客席はひしめき合うように人がぎっしり入っていて、ラーメンの香りが充満していた。

暑苦しい光景だったけど、ラーメンの匂いはとてもいい香りで、一気に空腹感が増した。

私たちが案内された席は狭いカウンター隣同志。

座ると、シュンキの肩が私の肩に触れた。

めちゃ狭いっての!

パーソナルスペース超無視な感覚。どんなけ儲けようっての、このラーメン屋!

年を取ると、こうも曲がった考え方をしてしまうものなのかと、心の中で叫びつつ凹む。

「さ、何食べます?」

メニューは意外と多かった。

何やらトッピングが色々と選べてそれがこのお店の売りらしい。

周りをさりげなく見渡しながら、

「何がオススメなんですか?」

とシュンキに聞いてみた。

初めてのお店の場合、常連のオススメを聞くに限る。

「僕はいつもとんこつゆで卵、高菜のっけと明太ご飯にするんですけどね。

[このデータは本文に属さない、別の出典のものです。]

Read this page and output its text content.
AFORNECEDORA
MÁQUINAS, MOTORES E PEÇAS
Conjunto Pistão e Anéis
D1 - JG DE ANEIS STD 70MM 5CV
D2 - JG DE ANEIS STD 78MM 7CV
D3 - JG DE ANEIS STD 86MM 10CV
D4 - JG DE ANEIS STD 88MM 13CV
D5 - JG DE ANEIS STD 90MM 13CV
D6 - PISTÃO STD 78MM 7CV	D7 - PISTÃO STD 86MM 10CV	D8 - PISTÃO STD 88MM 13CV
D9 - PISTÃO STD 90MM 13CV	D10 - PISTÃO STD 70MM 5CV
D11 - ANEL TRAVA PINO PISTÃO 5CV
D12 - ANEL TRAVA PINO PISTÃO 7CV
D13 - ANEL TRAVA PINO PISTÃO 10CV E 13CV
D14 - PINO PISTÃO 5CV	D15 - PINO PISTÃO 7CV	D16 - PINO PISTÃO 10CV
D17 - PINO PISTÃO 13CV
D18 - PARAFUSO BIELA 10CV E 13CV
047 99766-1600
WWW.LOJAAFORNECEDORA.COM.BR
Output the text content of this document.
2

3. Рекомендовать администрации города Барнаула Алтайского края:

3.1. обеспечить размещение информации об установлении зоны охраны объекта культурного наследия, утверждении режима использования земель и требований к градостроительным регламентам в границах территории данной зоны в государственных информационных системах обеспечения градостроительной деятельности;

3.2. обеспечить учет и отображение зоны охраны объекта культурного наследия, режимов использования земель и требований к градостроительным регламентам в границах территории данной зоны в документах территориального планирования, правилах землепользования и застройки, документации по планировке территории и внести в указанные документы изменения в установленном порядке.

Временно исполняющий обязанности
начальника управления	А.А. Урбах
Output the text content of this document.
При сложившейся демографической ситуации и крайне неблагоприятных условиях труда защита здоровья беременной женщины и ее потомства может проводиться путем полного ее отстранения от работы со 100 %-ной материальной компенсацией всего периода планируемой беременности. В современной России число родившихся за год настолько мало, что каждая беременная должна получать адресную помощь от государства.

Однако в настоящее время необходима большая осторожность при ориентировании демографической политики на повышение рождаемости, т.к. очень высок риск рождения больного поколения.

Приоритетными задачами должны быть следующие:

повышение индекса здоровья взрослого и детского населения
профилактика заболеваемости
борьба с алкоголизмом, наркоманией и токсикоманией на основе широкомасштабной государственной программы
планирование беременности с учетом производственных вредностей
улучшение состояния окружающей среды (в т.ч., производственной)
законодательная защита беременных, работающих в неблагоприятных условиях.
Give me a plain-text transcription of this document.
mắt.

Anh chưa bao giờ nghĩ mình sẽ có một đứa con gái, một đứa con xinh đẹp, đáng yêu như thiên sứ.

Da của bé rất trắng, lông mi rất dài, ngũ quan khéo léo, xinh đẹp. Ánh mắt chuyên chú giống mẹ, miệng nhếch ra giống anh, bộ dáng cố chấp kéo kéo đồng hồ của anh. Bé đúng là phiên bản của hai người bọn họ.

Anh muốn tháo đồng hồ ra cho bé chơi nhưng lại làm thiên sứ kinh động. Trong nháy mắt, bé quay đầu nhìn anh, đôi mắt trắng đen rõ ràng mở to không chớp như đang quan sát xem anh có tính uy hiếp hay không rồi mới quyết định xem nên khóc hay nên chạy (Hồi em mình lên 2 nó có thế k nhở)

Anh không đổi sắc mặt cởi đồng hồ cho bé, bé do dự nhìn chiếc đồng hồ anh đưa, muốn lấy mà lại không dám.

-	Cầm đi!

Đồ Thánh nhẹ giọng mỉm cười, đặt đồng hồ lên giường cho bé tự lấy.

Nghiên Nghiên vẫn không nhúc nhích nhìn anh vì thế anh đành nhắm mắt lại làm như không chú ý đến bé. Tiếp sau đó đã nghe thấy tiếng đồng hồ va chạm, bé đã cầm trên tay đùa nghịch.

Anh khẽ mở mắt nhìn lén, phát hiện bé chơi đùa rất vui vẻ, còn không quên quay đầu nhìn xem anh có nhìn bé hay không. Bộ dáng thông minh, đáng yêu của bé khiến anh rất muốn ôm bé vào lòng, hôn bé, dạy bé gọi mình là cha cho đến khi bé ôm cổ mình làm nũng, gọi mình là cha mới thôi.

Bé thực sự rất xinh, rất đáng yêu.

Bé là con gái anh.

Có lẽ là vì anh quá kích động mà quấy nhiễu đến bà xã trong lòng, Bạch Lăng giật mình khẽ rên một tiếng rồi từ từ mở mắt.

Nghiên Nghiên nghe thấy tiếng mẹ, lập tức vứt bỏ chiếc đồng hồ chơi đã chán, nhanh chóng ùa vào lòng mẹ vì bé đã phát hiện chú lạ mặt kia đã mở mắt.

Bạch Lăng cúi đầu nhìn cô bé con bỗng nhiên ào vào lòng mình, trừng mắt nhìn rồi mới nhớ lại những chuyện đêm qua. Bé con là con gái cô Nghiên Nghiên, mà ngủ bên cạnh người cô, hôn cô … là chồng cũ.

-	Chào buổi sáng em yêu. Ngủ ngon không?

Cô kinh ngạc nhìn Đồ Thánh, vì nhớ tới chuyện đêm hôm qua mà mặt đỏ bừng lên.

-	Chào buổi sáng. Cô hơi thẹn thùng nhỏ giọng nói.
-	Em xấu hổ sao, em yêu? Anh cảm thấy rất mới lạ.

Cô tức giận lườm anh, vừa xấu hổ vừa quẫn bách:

女性には少し多いかな。」

全然多くないんですけど!!

私が一般女性より食べ過ぎなんだろうか。

そういえば、マシュマロマンとか言われて笑われてたっけ。

「じゃ、明太ご飯を頼まないでゆで卵、高菜のっけにします。」

とりあえず、少なめにシュンキに言った。

「了解。」

シュンキは爽やかに笑顔を向けると、店員を呼んで注文した。

なんて、全てにおいてスムーズで無駄のない動きをする人なのかしら。

水を飲むシュンキのきれな横顔を盗み見ながら癒されていた。